Se não for cuidado, garantido os nutrientes necessários, fenece e morre. A isso pertence manter as florestas em pé e reflorestar as áreas devastadas. Está também em nosso DNA o sentido da interdependência entre todos. Todos estamos dentro de uma rede de relações e nada existe e subsiste fora deste complexo de relações Ele constitui a matriz relacional, perdida no modo de produção capitalista que privilegia a competição e não a cooperação e dá a centralidade ao indivíduo, apartado de sua relação para com a natureza.

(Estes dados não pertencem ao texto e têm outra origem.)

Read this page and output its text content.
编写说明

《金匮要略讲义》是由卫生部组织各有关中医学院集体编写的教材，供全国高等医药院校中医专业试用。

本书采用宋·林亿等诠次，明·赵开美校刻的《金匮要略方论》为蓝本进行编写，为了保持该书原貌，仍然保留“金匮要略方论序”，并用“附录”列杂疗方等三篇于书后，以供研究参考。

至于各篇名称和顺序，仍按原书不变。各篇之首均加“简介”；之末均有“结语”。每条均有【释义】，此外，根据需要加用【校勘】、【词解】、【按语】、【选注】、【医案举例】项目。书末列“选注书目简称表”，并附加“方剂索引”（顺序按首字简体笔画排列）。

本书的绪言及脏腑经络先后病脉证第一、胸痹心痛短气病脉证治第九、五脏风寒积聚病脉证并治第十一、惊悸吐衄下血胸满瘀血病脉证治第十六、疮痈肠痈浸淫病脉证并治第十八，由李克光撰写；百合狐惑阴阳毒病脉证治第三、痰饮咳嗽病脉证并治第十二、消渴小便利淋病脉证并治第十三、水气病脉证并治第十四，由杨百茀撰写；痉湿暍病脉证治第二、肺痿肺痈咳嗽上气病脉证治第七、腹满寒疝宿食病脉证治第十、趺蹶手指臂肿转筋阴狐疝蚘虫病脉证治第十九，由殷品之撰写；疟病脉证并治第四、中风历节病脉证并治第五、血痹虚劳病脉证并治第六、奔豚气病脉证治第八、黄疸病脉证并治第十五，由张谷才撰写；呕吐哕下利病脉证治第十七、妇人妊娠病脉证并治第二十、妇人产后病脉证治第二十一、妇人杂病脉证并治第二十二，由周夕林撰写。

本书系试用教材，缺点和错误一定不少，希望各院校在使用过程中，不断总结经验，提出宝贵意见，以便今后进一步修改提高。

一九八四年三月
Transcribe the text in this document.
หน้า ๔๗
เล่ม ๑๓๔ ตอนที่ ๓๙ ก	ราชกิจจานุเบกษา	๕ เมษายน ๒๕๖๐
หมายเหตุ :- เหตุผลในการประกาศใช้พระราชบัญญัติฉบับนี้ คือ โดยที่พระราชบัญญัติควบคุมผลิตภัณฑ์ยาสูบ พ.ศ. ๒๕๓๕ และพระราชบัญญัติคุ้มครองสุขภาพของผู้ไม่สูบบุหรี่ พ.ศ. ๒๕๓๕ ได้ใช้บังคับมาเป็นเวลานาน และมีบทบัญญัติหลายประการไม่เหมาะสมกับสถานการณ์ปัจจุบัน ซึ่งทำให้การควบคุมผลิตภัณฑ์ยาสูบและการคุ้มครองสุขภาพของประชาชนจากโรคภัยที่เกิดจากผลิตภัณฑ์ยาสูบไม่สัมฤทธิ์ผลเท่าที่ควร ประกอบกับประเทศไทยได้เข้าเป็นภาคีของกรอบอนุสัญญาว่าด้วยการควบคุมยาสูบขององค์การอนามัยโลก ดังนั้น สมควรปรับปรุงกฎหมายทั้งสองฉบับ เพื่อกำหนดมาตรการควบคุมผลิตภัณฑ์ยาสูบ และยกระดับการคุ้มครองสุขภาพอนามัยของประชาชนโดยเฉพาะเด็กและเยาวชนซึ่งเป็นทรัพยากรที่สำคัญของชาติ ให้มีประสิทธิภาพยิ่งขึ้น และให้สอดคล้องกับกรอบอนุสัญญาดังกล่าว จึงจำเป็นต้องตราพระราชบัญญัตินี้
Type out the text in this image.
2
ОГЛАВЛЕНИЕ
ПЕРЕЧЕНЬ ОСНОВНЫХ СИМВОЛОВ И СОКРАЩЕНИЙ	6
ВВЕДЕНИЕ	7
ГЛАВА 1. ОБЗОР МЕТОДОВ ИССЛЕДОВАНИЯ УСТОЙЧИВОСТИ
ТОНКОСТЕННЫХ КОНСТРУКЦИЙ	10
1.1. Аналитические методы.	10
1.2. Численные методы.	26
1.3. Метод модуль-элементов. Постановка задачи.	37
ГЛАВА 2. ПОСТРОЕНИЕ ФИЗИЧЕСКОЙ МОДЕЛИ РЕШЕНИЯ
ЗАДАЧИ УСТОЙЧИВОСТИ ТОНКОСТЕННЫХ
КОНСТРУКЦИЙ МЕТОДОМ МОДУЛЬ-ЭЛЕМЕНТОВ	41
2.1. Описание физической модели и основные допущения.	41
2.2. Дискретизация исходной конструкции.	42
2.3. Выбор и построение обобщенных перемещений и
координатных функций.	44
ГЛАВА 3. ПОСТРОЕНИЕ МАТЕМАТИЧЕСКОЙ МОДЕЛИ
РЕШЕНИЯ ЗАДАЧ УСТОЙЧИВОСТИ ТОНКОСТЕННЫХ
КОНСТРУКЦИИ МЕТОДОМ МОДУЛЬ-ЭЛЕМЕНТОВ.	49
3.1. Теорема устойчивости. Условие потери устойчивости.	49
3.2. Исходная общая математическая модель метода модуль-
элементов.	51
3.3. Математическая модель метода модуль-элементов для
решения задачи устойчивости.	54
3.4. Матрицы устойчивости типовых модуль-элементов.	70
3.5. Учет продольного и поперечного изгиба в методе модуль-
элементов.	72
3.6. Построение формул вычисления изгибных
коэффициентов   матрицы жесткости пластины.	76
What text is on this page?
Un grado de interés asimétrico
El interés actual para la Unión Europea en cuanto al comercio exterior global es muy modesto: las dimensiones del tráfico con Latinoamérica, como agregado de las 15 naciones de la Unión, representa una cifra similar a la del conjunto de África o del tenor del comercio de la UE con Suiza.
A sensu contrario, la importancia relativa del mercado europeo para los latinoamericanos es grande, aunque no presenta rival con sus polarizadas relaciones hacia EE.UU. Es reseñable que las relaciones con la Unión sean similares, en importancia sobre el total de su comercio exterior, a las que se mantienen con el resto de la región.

Cabe também ao nosso substrato humano, a percepção da corresponsabilidade coletiva e universal, pois, ou todos se unem e se salvam ou se dilacera a realidade com o risco de tragédias ecológico-sociais sem fim. Esse senso de corresponsabilidade coletiva sustenta o projeto social mais promissor, capaz de salvaguardar a vida que ganhou forma no ecosocialismo (cf. Michael Löwy). Seria a humanidade junto com a comunidade de vida vivendo dentro da mesma Casa Comum de forma colaborativa e acolhedora das diferenças.

Dentro desta Casa Comum coexistem os vários mundos culturais com seus valores e tradições, como o mundo cultural chinês, indiano, europeu, americano e dos povos originários entre outros. A espiritualidade pertence também à existência humana originária que se compõe pela valorização da vida, pela compaixão pelos mais fracos, pelo cuidado por tudo o que existe e vive e pela total abertura ao infinito, já que somos um projeto de infinitas possibilidades a serem realizadas. Esta espiritualidade não se identifica com a religião, embora esta nasça da espiritualidade, mas nos valores acima referidos.

Para alcançar essa forma de habitar a Terra, os humanos deverão renunciar a muitas coisas, especialmente ao individualismo, ao consumismo, à busca insaciável de bens materiais e de poder sobre outros. São adaptações obrigatórias, se decidirmos continuar neste pequeno e belo planeta ou então enfrentaremos o conjunto das crises acima referidas que poderão, no seu termo, liquidar com a espécie humana.

Nesse sentido podemos falar de uma recriação do ser humano que se adaptou à nova fase da Terra aquecida e equilibrada num nível mais alto de aquecimento (entre 38-40oC?). Ela colocará a vida em seu centro e tudo o mais a serviço dela. Como já foi dito, será a Terra da Boa Esperança, finalmente, a antecipação do mito dos povos originários: a Terra sem Males.